Oui. La visite pastorale a permis de mettre en lumière "le grand service rendu à l'Église de France au travers des paroisses, sanctuaires et œuvres, que la communauté Saint-Martin porte et déploie", selon Mgr Matthieu Dupont. La communauté Saint-Martin est devenue ces dernières années l’un des plus importants pourvoyeurs de prêtres pour l’Église en France (9 ordinations presbytérales cette année, 7 en 2023, 14 en 2022 ou bien 26 en 2021). Mais le séminaire de la communauté Saint-Martin, qui accueille chaque année un nombre croissant de jeunes hommes se destinant à la prêtrise, nécessite d’être accompagné avec vigilance. "Ce qui est revenu dans le rapport de la visite, c'est parfois la trop grande rapidité avec laquelle un jeune a pu être accepté et entrer à Saint-Martin. Comment la Communauté prend le temps de discerner une entrée ? C’est une des questions que nous aurons à nous poser", confirme le père François-Marie Humann.

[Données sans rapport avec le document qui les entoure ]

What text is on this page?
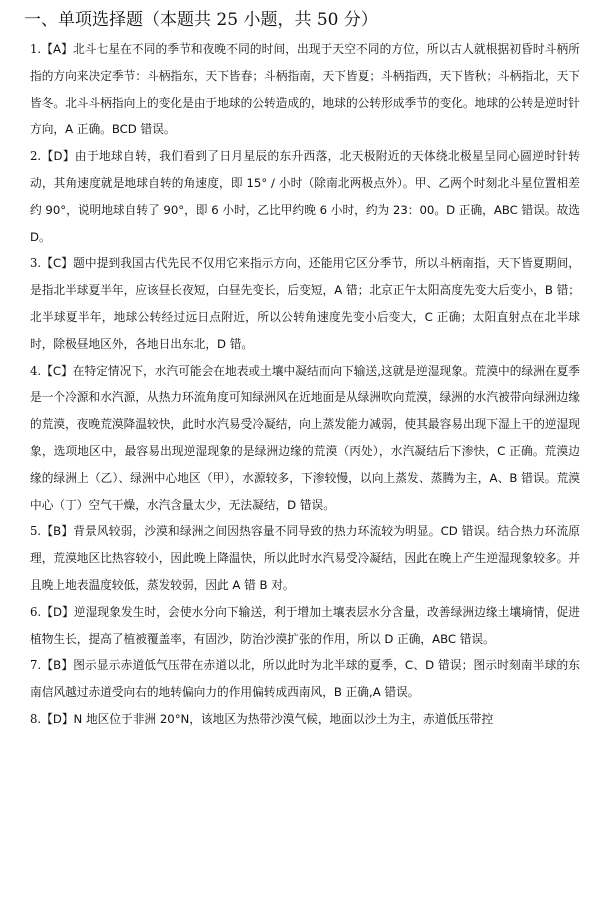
一、单项选择题（本题共 25 小题，共 50 分）

1.【A】北斗七星在不同的季节和夜晚不同的时间，出现于天空不同的方位，所以古人就根据初昏时斗柄所指的方向来决定季节：斗柄指东，天下皆春；斗柄指南，天下皆夏；斗柄指西，天下皆秋；斗柄指北，天下皆冬。北斗斗柄指向上的变化是由于地球的公转造成的，地球的公转形成季节的变化。地球的公转是逆时针方向，A 正确。BCD 错误。

2.【D】由于地球自转，我们看到了日月星辰的东升西落，北天极附近的天体绕北极星呈同心圆逆时针转动，其角速度就是地球自转的角速度，即 15° / 小时（除南北两极点外）。甲、乙两个时刻北斗星位置相差约 90°，说明地球自转了 90°，即 6 小时，乙比甲约晚 6 小时，约为 23：00。D 正确，ABC 错误。故选 D。

3.【C】题中提到我国古代先民不仅用它来指示方向，还能用它区分季节，所以斗柄南指，天下皆夏期间，是指北半球夏半年，应该昼长夜短，白昼先变长，后变短，A 错；北京正午太阳高度先变大后变小，B 错；北半球夏半年，地球公转经过远日点附近，所以公转角速度先变小后变大，C 正确；太阳直射点在北半球时，除极昼地区外，各地日出东北，D 错。

4.【C】在特定情况下，水汽可能会在地表或土壤中凝结而向下输送,这就是逆湿现象。荒漠中的绿洲在夏季是一个冷源和水汽源，从热力环流角度可知绿洲风在近地面是从绿洲吹向荒漠，绿洲的水汽被带向绿洲边缘的荒漠，夜晚荒漠降温较快，此时水汽易受冷凝结，向上蒸发能力减弱，使其最容易出现下湿上干的逆湿现象，选项地区中，最容易出现逆湿现象的是绿洲边缘的荒漠（丙处），水汽凝结后下渗快，C 正确。荒漠边缘的绿洲上（乙）、绿洲中心地区（甲），水源较多，下渗较慢，以向上蒸发、蒸腾为主，A、B 错误。荒漠中心（丁）空气干燥，水汽含量太少，无法凝结，D 错误。

5.【B】背景风较弱，沙漠和绿洲之间因热容量不同导致的热力环流较为明显。CD 错误。结合热力环流原理，荒漠地区比热容较小，因此晚上降温快，所以此时水汽易受冷凝结，因此在晚上产生逆湿现象较多。并且晚上地表温度较低，蒸发较弱，因此 A 错 B 对。

6.【D】逆湿现象发生时，会使水分向下输送，利于增加土壤表层水分含量，改善绿洲边缘土壤墒情，促进植物生长，提高了植被覆盖率，有固沙，防治沙漠扩张的作用，所以 D 正确，ABC 错误。

7.【B】图示显示赤道低气压带在赤道以北，所以此时为北半球的夏季，C、D 错误；图示时刻南半球的东南信风越过赤道受向右的地转偏向力的作用偏转成西南风，B 正确,A 错误。

8.【D】N 地区位于非洲 20°N，该地区为热带沙漠气候，地面以沙土为主，赤道低压带控
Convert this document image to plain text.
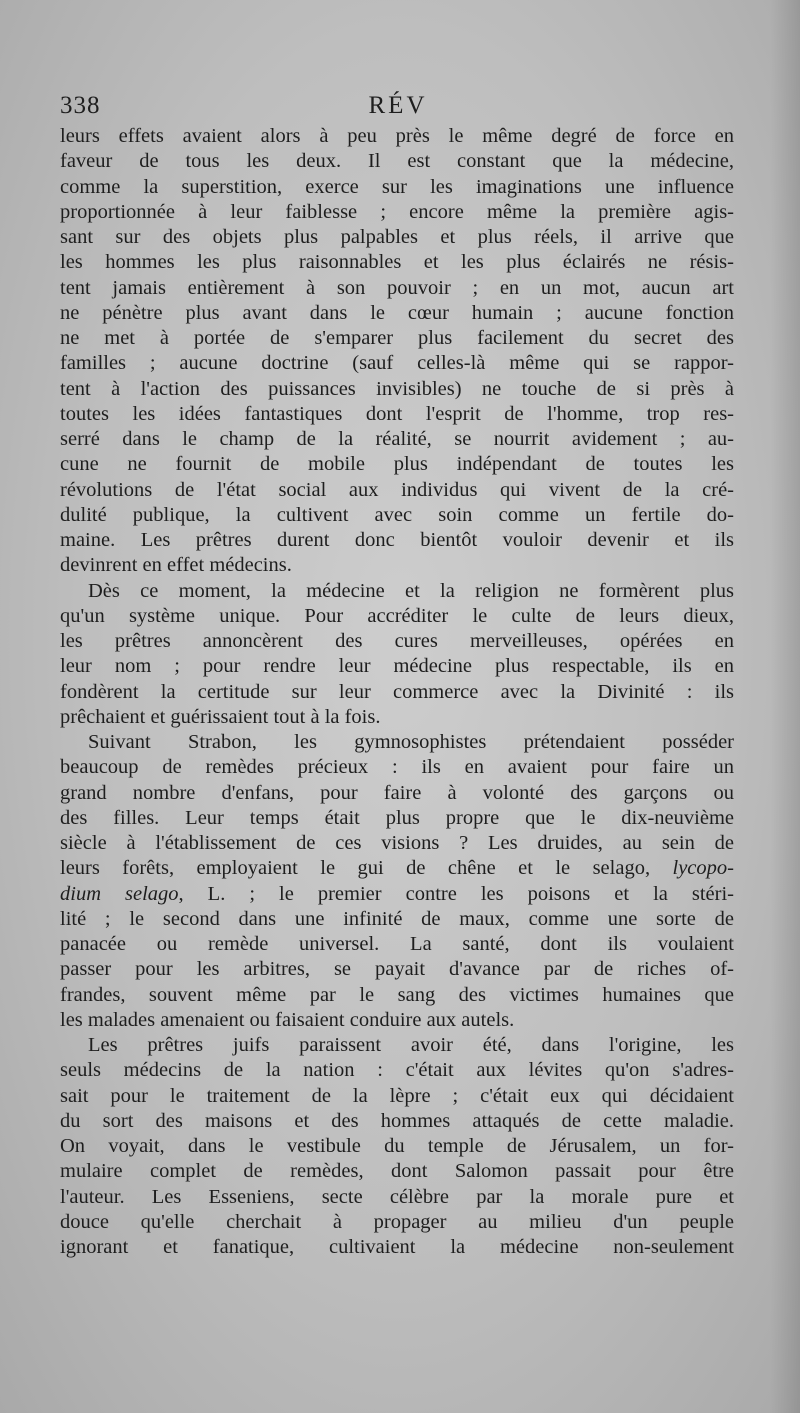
338	RÉV
leurs effets avaient alors à peu près le même degré de force en
faveur de tous les deux. Il est constant que la médecine,
comme la superstition, exerce sur les imaginations une influence
proportionnée à leur faiblesse ; encore même la première agis-
sant sur des objets plus palpables et plus réels, il arrive que
les hommes les plus raisonnables et les plus éclairés ne résis-
tent jamais entièrement à son pouvoir ; en un mot, aucun art
ne pénètre plus avant dans le cœur humain ; aucune fonction
ne met à portée de s'emparer plus facilement du secret des
familles ; aucune doctrine (sauf celles-là même qui se rappor-
tent à l'action des puissances invisibles) ne touche de si près à
toutes les idées fantastiques dont l'esprit de l'homme, trop res-
serré dans le champ de la réalité, se nourrit avidement ; au-
cune ne fournit de mobile plus indépendant de toutes les
révolutions de l'état social aux individus qui vivent de la cré-
dulité publique, la cultivent avec soin comme un fertile do-
maine. Les prêtres durent donc bientôt vouloir devenir et ils
devinrent en effet médecins.
Dès ce moment, la médecine et la religion ne formèrent plus
qu'un système unique. Pour accréditer le culte de leurs dieux,
les prêtres annoncèrent des cures merveilleuses, opérées en
leur nom ; pour rendre leur médecine plus respectable, ils en
fondèrent la certitude sur leur commerce avec la Divinité : ils
prêchaient et guérissaient tout à la fois.
Suivant Strabon, les gymnosophistes prétendaient posséder
beaucoup de remèdes précieux : ils en avaient pour faire un
grand nombre d'enfans, pour faire à volonté des garçons ou
des filles. Leur temps était plus propre que le dix-neuvième
siècle à l'établissement de ces visions ? Les druides, au sein de
leurs forêts, employaient le gui de chêne et le selago, lycopo-
dium selago, L. ; le premier contre les poisons et la stéri-
lité ; le second dans une infinité de maux, comme une sorte de
panacée ou remède universel. La santé, dont ils voulaient
passer pour les arbitres, se payait d'avance par de riches of-
frandes, souvent même par le sang des victimes humaines que
les malades amenaient ou faisaient conduire aux autels.
Les prêtres juifs paraissent avoir été, dans l'origine, les
seuls médecins de la nation : c'était aux lévites qu'on s'adres-
sait pour le traitement de la lèpre ; c'était eux qui décidaient
du sort des maisons et des hommes attaqués de cette maladie.
On voyait, dans le vestibule du temple de Jérusalem, un for-
mulaire complet de remèdes, dont Salomon passait pour être
l'auteur. Les Esseniens, secte célèbre par la morale pure et
douce qu'elle cherchait à propager au milieu d'un peuple
ignorant et fanatique, cultivaient la médecine non-seulement
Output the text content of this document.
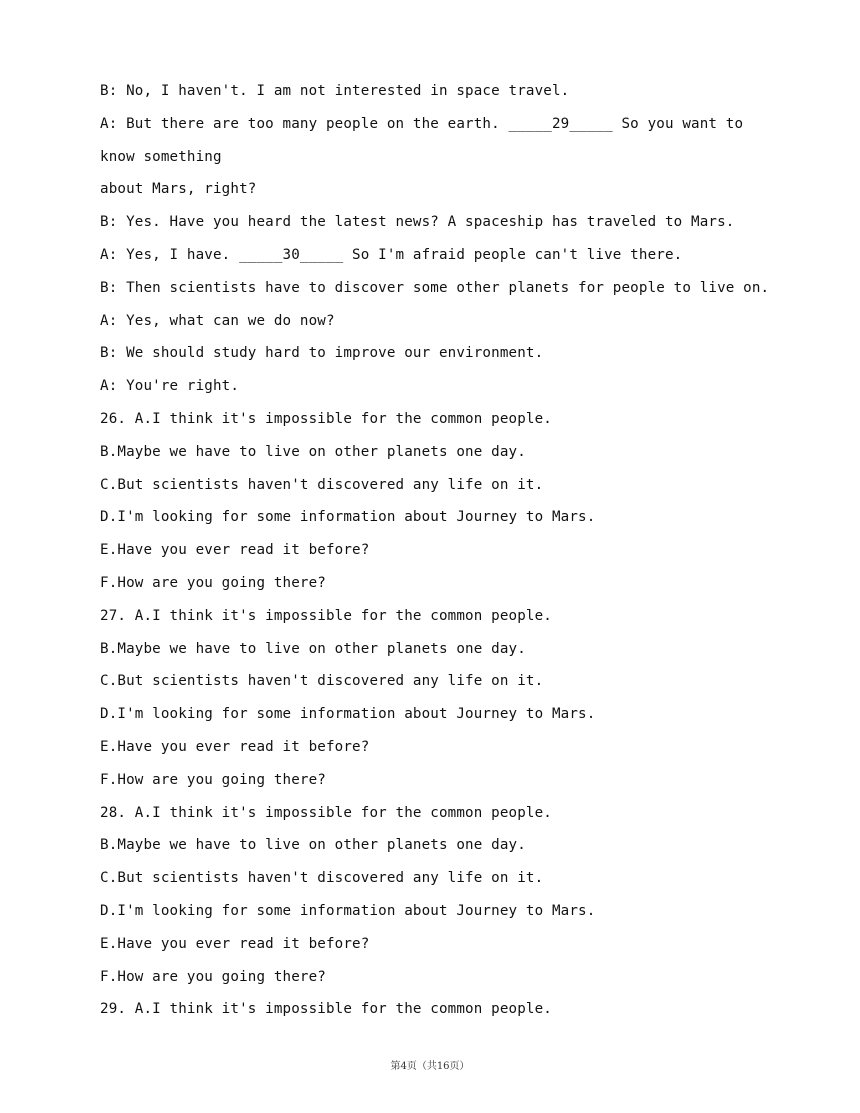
B: No, I haven't. I am not interested in space travel.
A: But there are too many people on the earth. _____29_____ So you want to
know something
about Mars, right?
B: Yes. Have you heard the latest news? A spaceship has traveled to Mars.
A: Yes, I have. _____30_____ So I'm afraid people can't live there.
B: Then scientists have to discover some other planets for people to live on.
A: Yes, what can we do now?
B: We should study hard to improve our environment.
A: You're right.
26. A.I think it's impossible for the common people.
B.Maybe we have to live on other planets one day.
C.But scientists haven't discovered any life on it.
D.I'm looking for some information about Journey to Mars.
E.Have you ever read it before?
F.How are you going there?
27. A.I think it's impossible for the common people.
B.Maybe we have to live on other planets one day.
C.But scientists haven't discovered any life on it.
D.I'm looking for some information about Journey to Mars.
E.Have you ever read it before?
F.How are you going there?
28. A.I think it's impossible for the common people.
B.Maybe we have to live on other planets one day.
C.But scientists haven't discovered any life on it.
D.I'm looking for some information about Journey to Mars.
E.Have you ever read it before?
F.How are you going there?
29. A.I think it's impossible for the common people.
第4页（共16页）
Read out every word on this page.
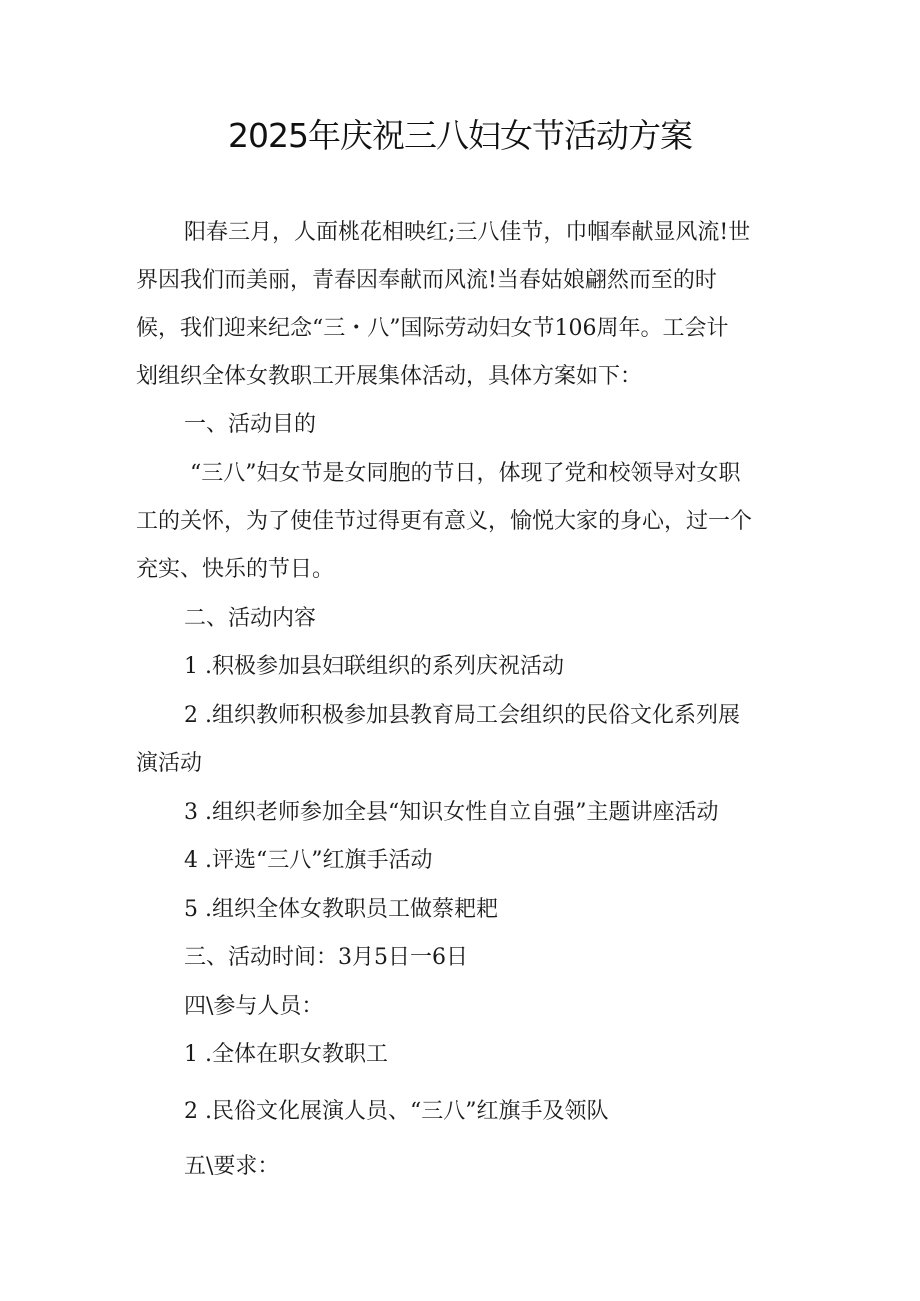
2025年庆祝三八妇女节活动方案
阳春三月，人面桃花相映红;三八佳节，巾帼奉献显风流!世
界因我们而美丽，青春因奉献而风流!当春姑娘翩然而至的时
候，我们迎来纪念“三・八”国际劳动妇女节106周年。工会计
划组织全体女教职工开展集体活动，具体方案如下：
一、活动目的
“三八”妇女节是女同胞的节日，体现了党和校领导对女职
工的关怀，为了使佳节过得更有意义，愉悦大家的身心，过一个
充实、快乐的节日。
二、活动内容
1 .积极参加县妇联组织的系列庆祝活动
2 .组织教师积极参加县教育局工会组织的民俗文化系列展
演活动
3 .组织老师参加全县“知识女性自立自强”主题讲座活动
4 .评选“三八”红旗手活动
5 .组织全体女教职员工做蔡耙耙
三、活动时间：3月5日一6日
四\参与人员：
1 .全体在职女教职工
2 .民俗文化展演人员、“三八”红旗手及领队
五\要求：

Quelles réformes les deux assistants apostoliques pourraient-ils mettre en place ?
Outre ce "travail de vérité" demandé par Rome sur la fondation et les "souffrances vécues", les assistants apostoliques devront aussi accompagner la Communauté sur la question de la pastorale des vocations. Le dicastère pour le clergé pourrait ainsi demander des réformes au niveau du recrutement en demandant à la Communauté de revoir son interprétation de deux documents officiels du Vatican que sont la ratio fondamentalis de Rome qui vise à donner les repères pour la formation des séminaristes dans le monde, et la ratio nationalis qui est son application française. "Si nous avons pu accueillir trop vite, nous sommes prêts à apprendre de nos erreurs", assure Don Paul Préaux. "Il faut savoir se remettre en cause et toujours veiller à progresser, car l’accueil d’une vocation est un travail complexe, qui nous demande de respecter chacun comme un cas unique."